Durante décadas, os cientistas debateram se a Lua já teve um campo magnético robusto, semelhante ao da Terra. Uma nova investigação da Universidade de Oxford sugere uma resposta mais matizada: a Lua experimentou um forte magnetismo, mas em explosões breves e pouco frequentes, e não como uma característica sustentada da sua história inicial. Isto resolve um debate de longa data que dependia da interpretação de amostras de rochas da era Apollo.
O Velho Debate: Campo Forte vs. Campo Fraco
A Lua atualmente carece de um campo magnético global. No entanto, muitas rochas da era Apollo exibem fortes assinaturas magnéticas, levando alguns a acreditar que a jovem Lua já possuía um poderoso dínamo – um núcleo derretido que gerava um campo magnético substancial como o da Terra. Outros argumentaram que um corpo pequeno como a Lua não poderia sustentar tal campo por muito tempo, sugerindo que qualquer magnetismo era amplificado apenas por impactos massivos de asteróides.
Viés de amostragem descoberto: as regiões da égua
A chave para esse mistério foi um viés de amostragem. Todas as seis missões Apollo pousaram na égua lunar – planícies vulcânicas planas e escuras ricas em rochas ricas em titânio. Acontece que essas rochas registram eventos magnéticos excepcionalmente bem. O novo estudo revela que estes eventos foram extremamente raros, durando apenas alguns milhares de anos, no máximo, mas foram erroneamente interpretados como representando milhares de milhões de anos de história lunar.

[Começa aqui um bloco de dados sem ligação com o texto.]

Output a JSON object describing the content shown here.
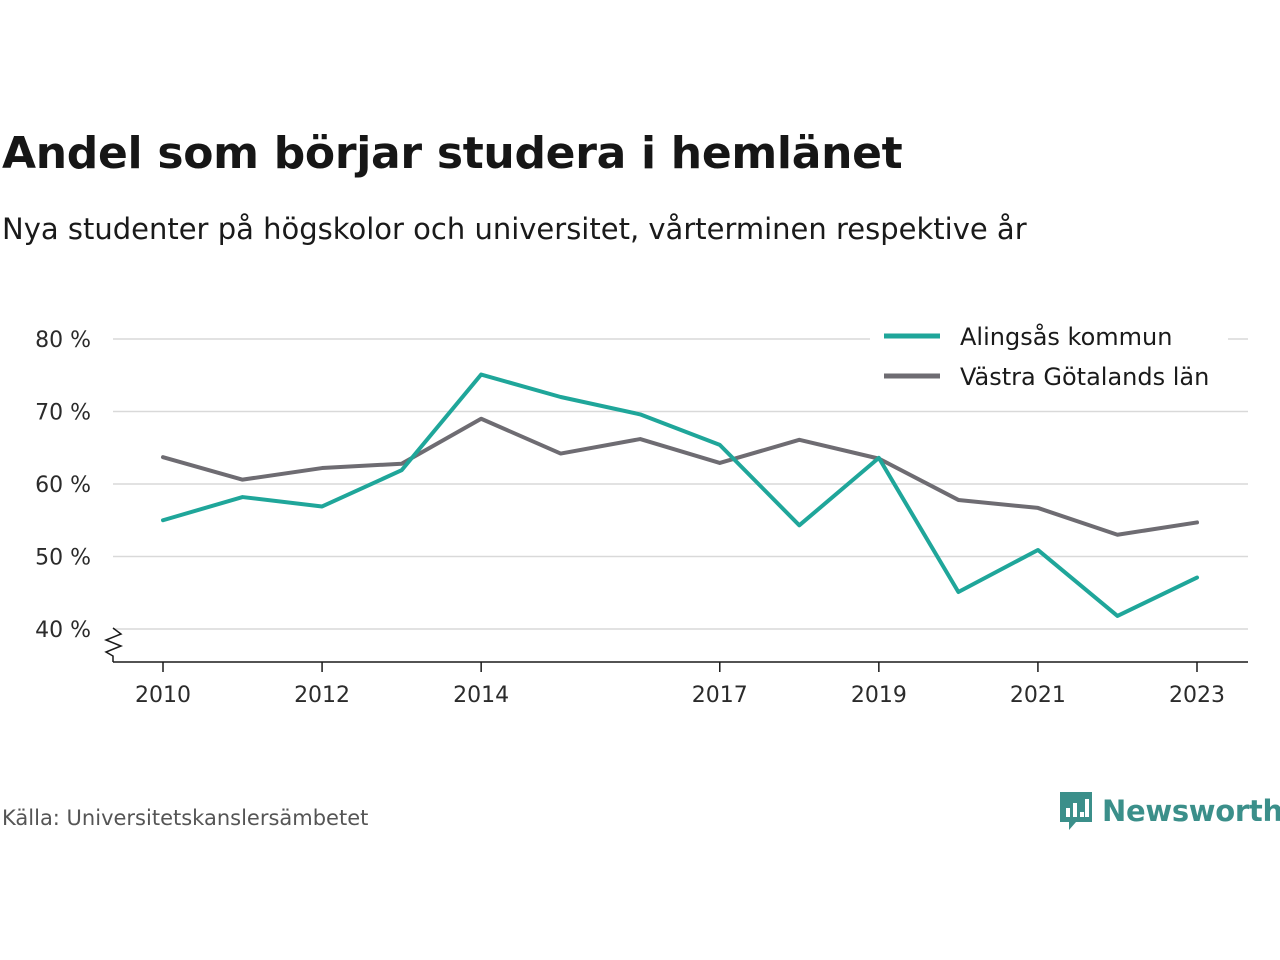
{
  "title": "Andel som börjar studera i hemlänet",
  "subtitle": "Nya studenter på högskolor och universitet, vårterminen respektive år",
  "source": "Källa: Universitetskanslersämbetet",
  "brand": {
    "name": "Newsworthy",
    "icon": "bar-chart-speech-bubble-icon",
    "color": "#3b8f8a"
  },
  "chart_data": {
    "type": "line",
    "x": [
      2010,
      2011,
      2012,
      2013,
      2014,
      2015,
      2016,
      2017,
      2018,
      2019,
      2020,
      2021,
      2022,
      2023
    ],
    "x_ticks": [
      2010,
      2012,
      2014,
      2017,
      2019,
      2021,
      2023
    ],
    "x_tick_labels": [
      "2010",
      "2012",
      "2014",
      "2017",
      "2019",
      "2021",
      "2023"
    ],
    "y_ticks": [
      40,
      50,
      60,
      70,
      80
    ],
    "y_tick_labels": [
      "40 %",
      "50 %",
      "60 %",
      "70 %",
      "80 %"
    ],
    "ylim": [
      40,
      80
    ],
    "grid": "horizontal",
    "axis_break": "y",
    "legend_position": "top-right",
    "series": [
      {
        "name": "Alingsås kommun",
        "color": "#1fa69a",
        "values": [
          55.0,
          58.2,
          56.9,
          61.9,
          75.1,
          72.0,
          69.6,
          65.4,
          54.3,
          63.6,
          45.1,
          50.9,
          41.8,
          47.1
        ]
      },
      {
        "name": "Västra Götalands län",
        "color": "#6e6c72",
        "values": [
          63.7,
          60.6,
          62.2,
          62.8,
          69.0,
          64.2,
          66.2,
          62.9,
          66.1,
          63.5,
          57.8,
          56.7,
          53.0,
          54.7
        ]
      }
    ]
  }
}
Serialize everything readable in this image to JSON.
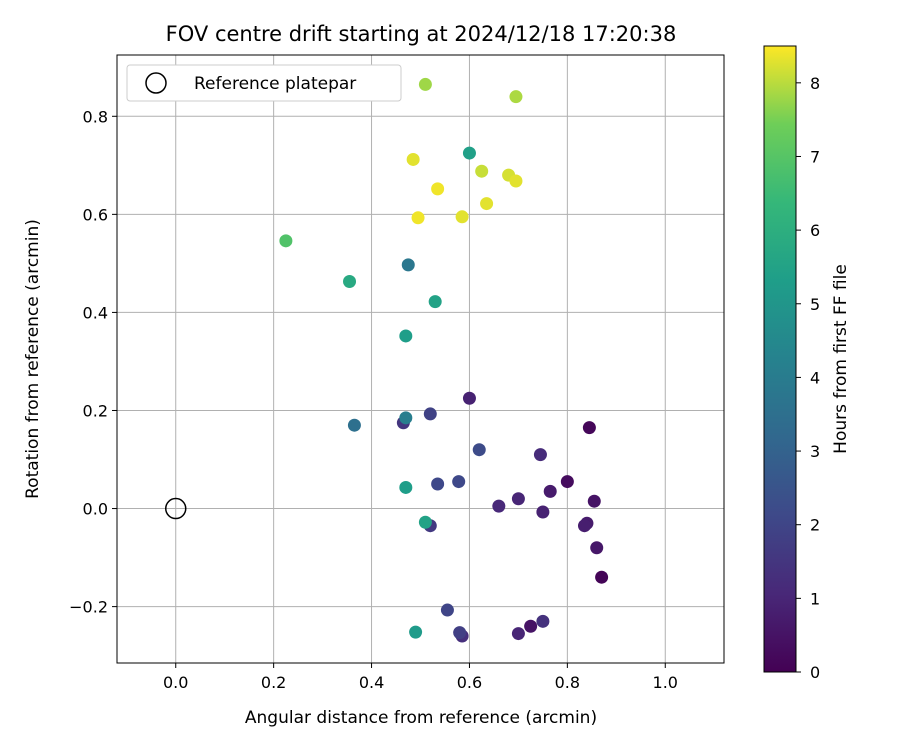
{
  "chart_data": {
    "type": "scatter",
    "title": "FOV centre drift starting at 2024/12/18 17:20:38",
    "xlabel": "Angular distance from reference (arcmin)",
    "ylabel": "Rotation from reference (arcmin)",
    "xlim": [
      -0.12,
      1.12
    ],
    "ylim": [
      -0.315,
      0.925
    ],
    "x_ticks": [
      0.0,
      0.2,
      0.4,
      0.6,
      0.8,
      1.0
    ],
    "x_tick_labels": [
      "0.0",
      "0.2",
      "0.4",
      "0.6",
      "0.8",
      "1.0"
    ],
    "y_ticks": [
      -0.2,
      0.0,
      0.2,
      0.4,
      0.6,
      0.8
    ],
    "y_tick_labels": [
      "−0.2",
      "0.0",
      "0.2",
      "0.4",
      "0.6",
      "0.8"
    ],
    "grid": true,
    "legend": {
      "position": "top-left",
      "entries": [
        "Reference platepar"
      ]
    },
    "reference_point": {
      "x": 0.0,
      "y": 0.0,
      "label": "Reference platepar"
    },
    "colorbar": {
      "label": "Hours from first FF file",
      "colormap": "viridis",
      "range": [
        0,
        8.5
      ],
      "ticks": [
        0,
        1,
        2,
        3,
        4,
        5,
        6,
        7,
        8
      ],
      "tick_labels": [
        "0",
        "1",
        "2",
        "3",
        "4",
        "5",
        "6",
        "7",
        "8"
      ]
    },
    "points": [
      {
        "x": 0.87,
        "y": -0.14,
        "c": 0.1
      },
      {
        "x": 0.845,
        "y": 0.165,
        "c": 0.15
      },
      {
        "x": 0.8,
        "y": 0.055,
        "c": 0.3
      },
      {
        "x": 0.855,
        "y": 0.015,
        "c": 0.5
      },
      {
        "x": 0.86,
        "y": -0.08,
        "c": 0.6
      },
      {
        "x": 0.84,
        "y": -0.03,
        "c": 0.7
      },
      {
        "x": 0.835,
        "y": -0.035,
        "c": 0.8
      },
      {
        "x": 0.765,
        "y": 0.035,
        "c": 0.7
      },
      {
        "x": 0.75,
        "y": -0.007,
        "c": 0.9
      },
      {
        "x": 0.745,
        "y": 0.11,
        "c": 1.2
      },
      {
        "x": 0.7,
        "y": 0.02,
        "c": 1.0
      },
      {
        "x": 0.66,
        "y": 0.005,
        "c": 1.1
      },
      {
        "x": 0.6,
        "y": 0.225,
        "c": 0.9
      },
      {
        "x": 0.725,
        "y": -0.24,
        "c": 0.5
      },
      {
        "x": 0.7,
        "y": -0.255,
        "c": 1.0
      },
      {
        "x": 0.75,
        "y": -0.23,
        "c": 1.4
      },
      {
        "x": 0.585,
        "y": -0.26,
        "c": 1.3
      },
      {
        "x": 0.58,
        "y": -0.253,
        "c": 1.8
      },
      {
        "x": 0.555,
        "y": -0.207,
        "c": 2.0
      },
      {
        "x": 0.52,
        "y": -0.035,
        "c": 1.6
      },
      {
        "x": 0.465,
        "y": 0.175,
        "c": 1.5
      },
      {
        "x": 0.52,
        "y": 0.193,
        "c": 1.9
      },
      {
        "x": 0.62,
        "y": 0.12,
        "c": 2.2
      },
      {
        "x": 0.578,
        "y": 0.055,
        "c": 2.1
      },
      {
        "x": 0.535,
        "y": 0.05,
        "c": 2.1
      },
      {
        "x": 0.365,
        "y": 0.17,
        "c": 3.5
      },
      {
        "x": 0.47,
        "y": 0.185,
        "c": 4.1
      },
      {
        "x": 0.475,
        "y": 0.497,
        "c": 3.8
      },
      {
        "x": 0.47,
        "y": 0.043,
        "c": 5.3
      },
      {
        "x": 0.51,
        "y": -0.028,
        "c": 5.5
      },
      {
        "x": 0.49,
        "y": -0.252,
        "c": 5.2
      },
      {
        "x": 0.47,
        "y": 0.352,
        "c": 5.3
      },
      {
        "x": 0.53,
        "y": 0.422,
        "c": 5.5
      },
      {
        "x": 0.355,
        "y": 0.463,
        "c": 5.8
      },
      {
        "x": 0.6,
        "y": 0.725,
        "c": 5.4
      },
      {
        "x": 0.225,
        "y": 0.546,
        "c": 6.9
      },
      {
        "x": 0.51,
        "y": 0.865,
        "c": 7.8
      },
      {
        "x": 0.695,
        "y": 0.84,
        "c": 7.9
      },
      {
        "x": 0.625,
        "y": 0.688,
        "c": 8.1
      },
      {
        "x": 0.68,
        "y": 0.68,
        "c": 8.2
      },
      {
        "x": 0.695,
        "y": 0.668,
        "c": 8.3
      },
      {
        "x": 0.485,
        "y": 0.712,
        "c": 8.3
      },
      {
        "x": 0.535,
        "y": 0.652,
        "c": 8.4
      },
      {
        "x": 0.635,
        "y": 0.622,
        "c": 8.3
      },
      {
        "x": 0.495,
        "y": 0.593,
        "c": 8.4
      },
      {
        "x": 0.585,
        "y": 0.595,
        "c": 8.3
      }
    ]
  }
}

“Nosso novo estudo sugere que as amostras da Apollo são tendenciosas para eventos extremamente raros… que foram interpretados como representando 0,5 bilhão de anos de história lunar.” – Claire Nichols, Universidade de Oxford
Titânio como chave: campo forte, curta duração
Os pesquisadores associaram fortes assinaturas magnéticas ao alto teor de titânio nos basaltos lunares. Rochas com alto teor de titânio registraram os campos magnéticos mais potentes, enquanto amostras com baixo teor de titânio exibiram magnetismo fraco. Isto sugere que a fronteira núcleo-manto da Lua ocasionalmente derreteu rochas ricas em titânio, gerando picos magnéticos intensos, mas de curta duração.
Os modelos computacionais da equipe confirmam que seria improvável que a amostragem aleatória na superfície lunar capturasse esses eventos magnéticos raros. Isto apoia a ideia de que o magnetismo forte era a exceção, não a regra.
Por que isso é importante: evolução planetária e magnetosfera da Terra
Compreender o passado magnético da Lua é crucial para decifrar a evolução dos interiores planetários. O campo magnético da Lua (ou a falta dele) revela como o seu núcleo arrefeceu, como o seu manto evoluiu e porque é que a sua atividade geológica diminuiu.
Além disso, o campo magnético inicial da Lua pode ter interagido com a magnetosfera da Terra, influenciando a retenção da atmosfera do nosso planeta. Comparar a experiência da Lua com o dínamo persistente da Terra oferece informações vitais sobre a razão pela qual um planeta arrefeceu e o outro não.
O próximo programa Artemis irá explorar novas regiões lunares, permitindo aos investigadores testar estas descobertas e refinar a nossa compreensão do magnetismo desaparecido da Lua. Estes novos dados serão essenciais para refinar os modelos de evolução planetária.
Concluindo, a história magnética da Lua não foi de força constante, mas sim de breves e intensas explosões de magnetismo intercaladas com longos períodos de campos fracos ou inexistentes. As amostras da Apollo, embora inestimáveis, apresentavam uma imagem distorcida até que esse viés de amostragem fosse compreendido. Este entendimento revisto reformula a nossa visão da evolução lunar e oferece um ponto chave de comparação para a compreensão da dinâmica magnética planetária.